In summary: Social networks have been a huge driver of interest around video - their instant sharing capabilities allowing anyone to push content out to a potential audience of billions. The key for broadcasters and content owners will be to invest in solutions that allow this to be done quickly and efficiently to capitalize on key moments and events.

Reasons for avoiding video content marketing

Even digital marketing mainstays like search advertising have their detractors. It’s important to realize why people don’t invest in video content in the same way it’s important to see why they do. Through this, we can appreciate the places where things need to improve. According to a survey from Wyzowl, the most popular reasons for not getting involved with video are:

  • A lack of free time to get started (23%)
  • Don’t know where to start (21%)
  • Unclear about ROI (14%)
  • Unable to convince key decision makers (5%)

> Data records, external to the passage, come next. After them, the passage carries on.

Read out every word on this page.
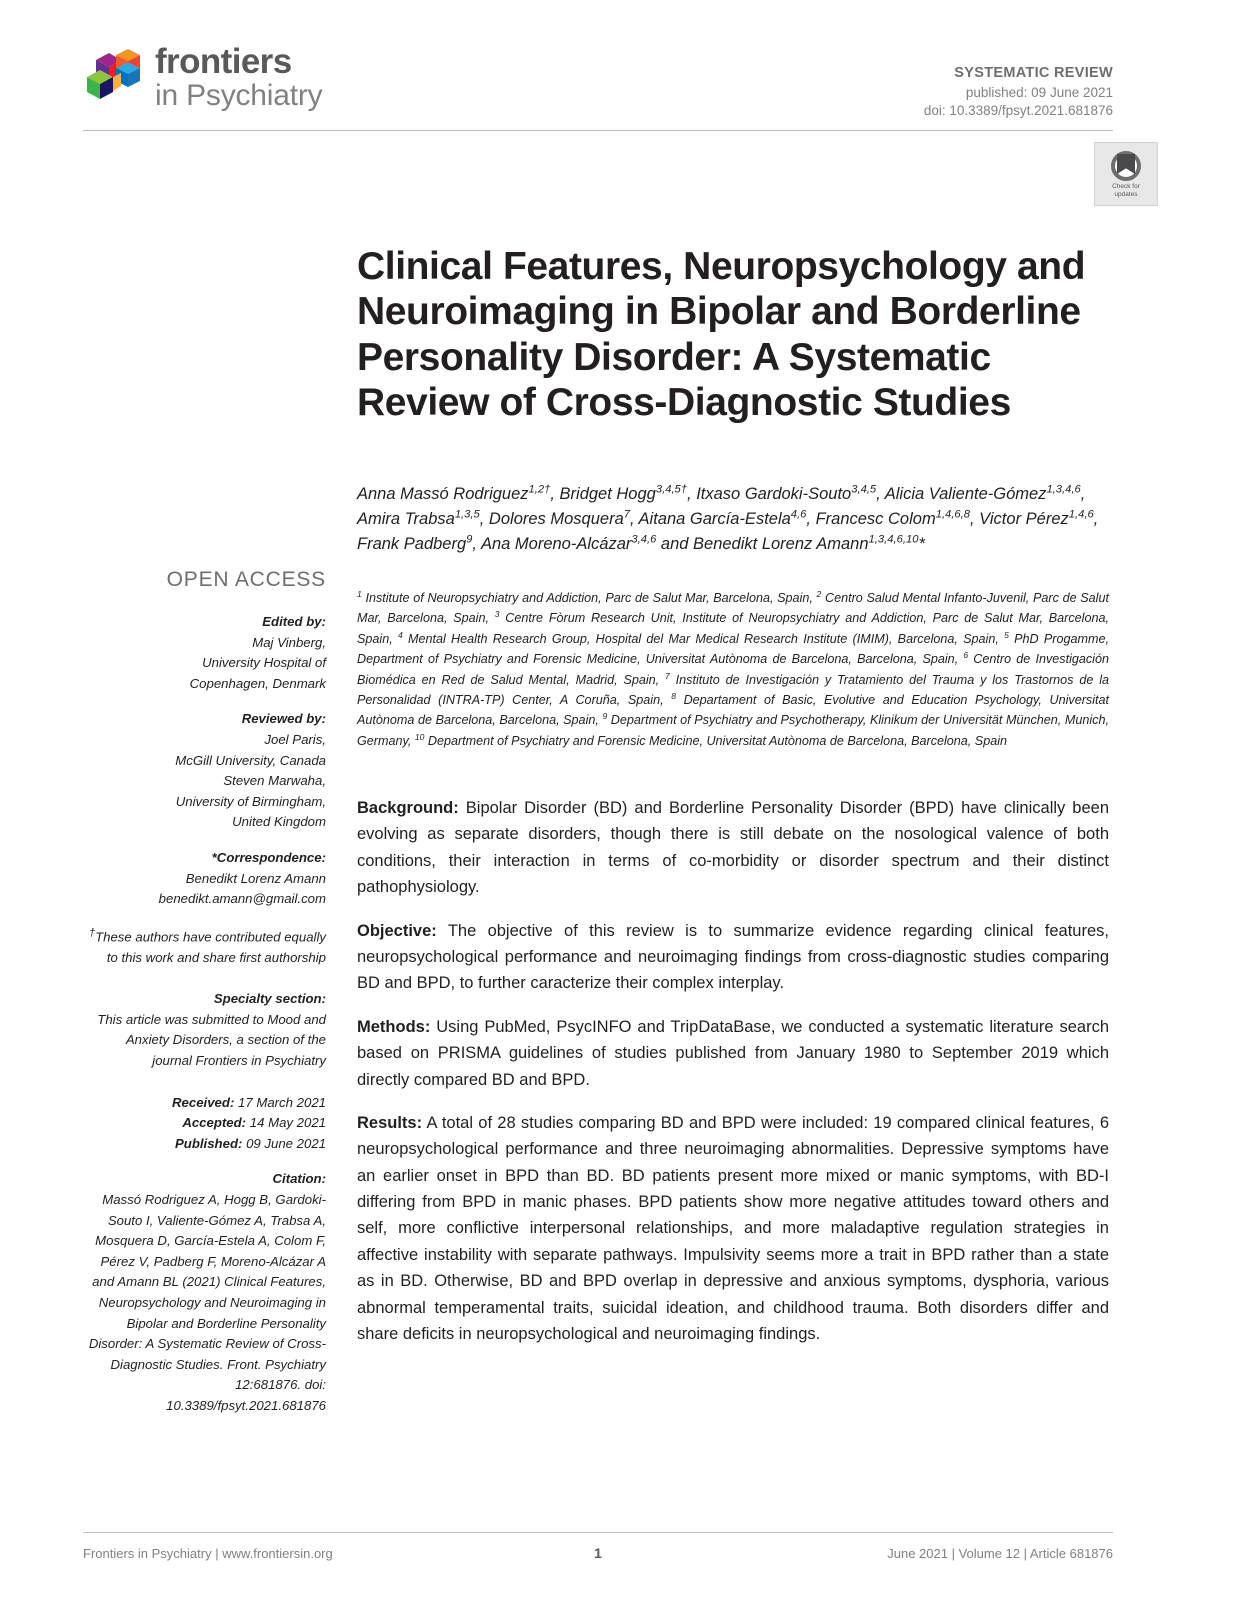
frontiers
in Psychiatry
SYSTEMATIC REVIEW
published: 09 June 2021
doi: 10.3389/fpsyt.2021.681876
Check for
updates
Clinical Features, Neuropsychology and Neuroimaging in Bipolar and Borderline Personality Disorder: A Systematic Review of Cross-Diagnostic Studies
Anna Massó Rodriguez$^{1,2\dagger}$, Bridget Hogg$^{3,4,5\dagger}$, Itxaso Gardoki-Souto$^{3,4,5}$, Alicia Valiente-Gómez$^{1,3,4,6}$, Amira Trabsa$^{1,3,5}$, Dolores Mosquera$^7$, Aitana García-Estela$^{4,6}$, Francesc Colom$^{1,4,6,8}$, Victor Pérez$^{1,4,6}$, Frank Padberg$^9$, Ana Moreno-Alcázar$^{3,4,6}$ and Benedikt Lorenz Amann$^{1,3,4,6,10}$*
$^1$ Institute of Neuropsychiatry and Addiction, Parc de Salut Mar, Barcelona, Spain, $^2$ Centro Salud Mental Infanto-Juvenil, Parc de Salut Mar, Barcelona, Spain, $^3$ Centre Fòrum Research Unit, Institute of Neuropsychiatry and Addiction, Parc de Salut Mar, Barcelona, Spain, $^4$ Mental Health Research Group, Hospital del Mar Medical Research Institute (IMIM), Barcelona, Spain, $^5$ PhD Progamme, Department of Psychiatry and Forensic Medicine, Universitat Autònoma de Barcelona, Barcelona, Spain, $^6$ Centro de Investigación Biomédica en Red de Salud Mental, Madrid, Spain, $^7$ Instituto de Investigación y Tratamiento del Trauma y los Trastornos de la Personalidad (INTRA-TP) Center, A Coruña, Spain, $^8$ Departament of Basic, Evolutive and Education Psychology, Universitat Autònoma de Barcelona, Barcelona, Spain, $^9$ Department of Psychiatry and Psychotherapy, Klinikum der Universität München, Munich, Germany, $^{10}$ Department of Psychiatry and Forensic Medicine, Universitat Autònoma de Barcelona, Barcelona, Spain
OPEN ACCESS
Edited by:
Maj Vinberg,
University Hospital of
Copenhagen, Denmark
Reviewed by:
Joel Paris,
McGill University, Canada
Steven Marwaha,
University of Birmingham,
United Kingdom
*Correspondence:
Benedikt Lorenz Amann
benedikt.amann@gmail.com
†These authors have contributed equally to this work and share first authorship
Specialty section:
This article was submitted to Mood and Anxiety Disorders, a section of the journal Frontiers in Psychiatry
Received: 17 March 2021
Accepted: 14 May 2021
Published: 09 June 2021
Citation:
Massó Rodriguez A, Hogg B, Gardoki-Souto I, Valiente-Gómez A, Trabsa A, Mosquera D, García-Estela A, Colom F, Pérez V, Padberg F, Moreno-Alcázar A and Amann BL (2021) Clinical Features, Neuropsychology and Neuroimaging in Bipolar and Borderline Personality Disorder: A Systematic Review of Cross-Diagnostic Studies. Front. Psychiatry 12:681876. doi: 10.3389/fpsyt.2021.681876

Background: Bipolar Disorder (BD) and Borderline Personality Disorder (BPD) have clinically been evolving as separate disorders, though there is still debate on the nosological valence of both conditions, their interaction in terms of co-morbidity or disorder spectrum and their distinct pathophysiology.

Objective: The objective of this review is to summarize evidence regarding clinical features, neuropsychological performance and neuroimaging findings from cross-diagnostic studies comparing BD and BPD, to further caracterize their complex interplay.

Methods: Using PubMed, PsycINFO and TripDataBase, we conducted a systematic literature search based on PRISMA guidelines of studies published from January 1980 to September 2019 which directly compared BD and BPD.

Results: A total of 28 studies comparing BD and BPD were included: 19 compared clinical features, 6 neuropsychological performance and three neuroimaging abnormalities. Depressive symptoms have an earlier onset in BPD than BD. BD patients present more mixed or manic symptoms, with BD-I differing from BPD in manic phases. BPD patients show more negative attitudes toward others and self, more conflictive interpersonal relationships, and more maladaptive regulation strategies in affective instability with separate pathways. Impulsivity seems more a trait in BPD rather than a state as in BD. Otherwise, BD and BPD overlap in depressive and anxious symptoms, dysphoria, various abnormal temperamental traits, suicidal ideation, and childhood trauma. Both disorders differ and share deficits in neuropsychological and neuroimaging findings.

Frontiers in Psychiatry | www.frontiersin.org	1	June 2021 | Volume 12 | Article 681876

In summary: For the most part, it seems that the unconverted are lacking guidance. They need a specialist in the format to devise a plan that can work for their unique business and provide a valuable ROI. The same study also showed that 74% of the people who weren’t using the channel would be exploring it in 2019, so help could be on the way.

Consumer preferences

If you’re producing content of any kind, you’ll need to satisfy your audience. Don’t jump in without testing the waters - listen to what the viewers are saying:

  • 73% of consumers prefer content that entertains, above the formats being funny (70%), informative (61%) and inspiring (47%) (HubSpot).
  • Two-thirds of consumers favor videos lasting under 60 seconds (Insivia).
  • Over half of viewers (56%) routinely skip ads within video content (Adroit Digital).
  • 72% of millennials try to avoid turning their phone to watch a video (AdNews).

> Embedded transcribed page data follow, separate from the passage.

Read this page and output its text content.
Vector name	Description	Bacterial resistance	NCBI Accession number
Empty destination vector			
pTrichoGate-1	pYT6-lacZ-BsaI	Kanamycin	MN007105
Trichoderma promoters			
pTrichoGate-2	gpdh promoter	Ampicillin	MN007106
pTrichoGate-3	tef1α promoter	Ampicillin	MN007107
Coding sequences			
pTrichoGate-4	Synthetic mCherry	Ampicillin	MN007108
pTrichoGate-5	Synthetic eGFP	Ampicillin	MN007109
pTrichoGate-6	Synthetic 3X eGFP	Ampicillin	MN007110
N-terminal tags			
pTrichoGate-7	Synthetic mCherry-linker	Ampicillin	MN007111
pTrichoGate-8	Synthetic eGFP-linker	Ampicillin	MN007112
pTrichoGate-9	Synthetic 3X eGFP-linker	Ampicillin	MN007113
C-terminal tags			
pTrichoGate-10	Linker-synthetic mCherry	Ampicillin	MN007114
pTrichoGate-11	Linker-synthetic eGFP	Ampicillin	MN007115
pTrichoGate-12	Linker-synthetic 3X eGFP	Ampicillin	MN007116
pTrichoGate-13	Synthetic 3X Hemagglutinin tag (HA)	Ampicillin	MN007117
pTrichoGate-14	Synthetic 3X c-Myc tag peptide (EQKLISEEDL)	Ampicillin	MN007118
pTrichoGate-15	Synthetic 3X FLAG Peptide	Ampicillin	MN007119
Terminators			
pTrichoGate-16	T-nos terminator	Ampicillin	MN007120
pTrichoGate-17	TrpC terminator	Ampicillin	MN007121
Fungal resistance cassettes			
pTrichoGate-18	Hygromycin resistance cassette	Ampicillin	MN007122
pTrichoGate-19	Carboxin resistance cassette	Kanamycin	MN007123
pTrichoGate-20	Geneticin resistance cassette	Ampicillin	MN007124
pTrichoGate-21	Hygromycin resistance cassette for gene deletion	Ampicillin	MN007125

In summary: Here come the millennials; influencing our marketing strategies; causing us to make square videos, just so they don’t have to turn their phones. Unfortunately, these groups tend to represent a big audience for anyone producing online video, so you have to be able to cater for them. It’s also interesting to see a big uptake in entertaining videos - over those that inspire - and a requirement for shorter clips. Perhaps this is a sign of the mobile effect...

Mobile growth

Mobile viewership is definitely on the rise. Video content marketers should remember these stats when planning their strategies for 2019 and beyond:

  • The consumption of video and audio accounted for 89% of mobile data traffic in 2018 (Deloitte).
  • Daily mobile video usage increased by 10 million minutes between 2016-2018 (Mary Meeker).
  • Two-thirds of consumers watch videos on YouTube at the same time as the TV (Google).
  • 90% of video views on Twitter are from mobile devices (Twitter).
  • Half of all video plays are from a mobile device (Adelie Studios).

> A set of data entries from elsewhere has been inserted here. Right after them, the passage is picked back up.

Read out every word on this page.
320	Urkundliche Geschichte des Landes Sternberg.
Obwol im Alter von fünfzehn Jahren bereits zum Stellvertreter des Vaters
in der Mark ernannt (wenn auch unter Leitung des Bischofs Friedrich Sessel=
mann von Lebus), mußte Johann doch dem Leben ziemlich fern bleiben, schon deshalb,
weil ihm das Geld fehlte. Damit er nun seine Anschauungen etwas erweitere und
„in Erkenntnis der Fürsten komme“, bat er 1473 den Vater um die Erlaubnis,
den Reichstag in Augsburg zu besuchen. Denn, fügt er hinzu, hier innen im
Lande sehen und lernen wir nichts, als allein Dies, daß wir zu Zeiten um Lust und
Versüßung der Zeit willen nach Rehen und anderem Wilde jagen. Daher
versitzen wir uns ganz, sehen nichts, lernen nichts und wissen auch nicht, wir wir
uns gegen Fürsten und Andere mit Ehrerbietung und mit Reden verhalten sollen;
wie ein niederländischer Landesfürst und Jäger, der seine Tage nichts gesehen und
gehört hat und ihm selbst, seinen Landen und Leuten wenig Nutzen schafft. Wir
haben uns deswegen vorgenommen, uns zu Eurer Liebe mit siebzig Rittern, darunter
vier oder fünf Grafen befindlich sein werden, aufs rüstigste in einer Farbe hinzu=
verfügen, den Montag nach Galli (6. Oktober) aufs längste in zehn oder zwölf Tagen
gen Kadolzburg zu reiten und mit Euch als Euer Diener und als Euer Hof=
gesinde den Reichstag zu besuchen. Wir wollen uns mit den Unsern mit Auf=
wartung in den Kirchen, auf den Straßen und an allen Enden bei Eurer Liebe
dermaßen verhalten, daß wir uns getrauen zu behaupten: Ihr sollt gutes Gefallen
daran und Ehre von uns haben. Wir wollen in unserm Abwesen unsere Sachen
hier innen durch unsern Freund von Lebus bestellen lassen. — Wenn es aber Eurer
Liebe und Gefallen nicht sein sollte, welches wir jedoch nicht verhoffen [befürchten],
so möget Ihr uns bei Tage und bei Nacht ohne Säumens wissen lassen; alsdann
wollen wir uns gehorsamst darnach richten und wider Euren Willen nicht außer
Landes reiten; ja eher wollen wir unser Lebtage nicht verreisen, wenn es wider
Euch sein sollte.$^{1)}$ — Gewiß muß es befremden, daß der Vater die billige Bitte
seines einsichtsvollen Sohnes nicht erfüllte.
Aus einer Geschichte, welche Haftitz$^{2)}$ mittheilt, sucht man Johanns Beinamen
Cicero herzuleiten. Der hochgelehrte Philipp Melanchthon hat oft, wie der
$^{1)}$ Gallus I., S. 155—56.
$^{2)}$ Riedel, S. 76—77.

In summary: Mobile and video appear to be representing a match made in heaven. Our consumers have been given the power of being able to watch videos on the go, and marketers would be wise to ensure that at least some of their clips are optimized for these devices. Through a short, sharp delivery, they can be sure of a good audience on platforms like YouTube and Twitter.

Video tips

Getting into video content marketing is easy, but success is by no means assured. You need to look into trends around the channel, like the ones below, before you can start mapping everything out:

  • 43% of B2C companies name pre-produced video as their most successful piece of content marketing (CMA).
  • 33% of viewers will stop watching a video that hasn’t engaged them after 30 seconds (JPL)
  • 85% of videos on Facebook - the most popular video platform - are watched without sound (Digiday).
  • 1-15 seconds is the optimal length for a video ad (Adroit Digital)

In summary: Consumer behavior can shift at an alarming rate. From the video content marketing stats above, we’re seeing a trend in audio-less viewing, and the lack of interest in clips that don’t immediately strike a chord. A more direct approach is also advised with ads that feature among video content, where 1-15 seconds is the preferred length. Another interesting fact is that many brands are looking to repurpose their old footage rather than creating something new each time. Perhaps this will represent a key strategy for more businesses in the future.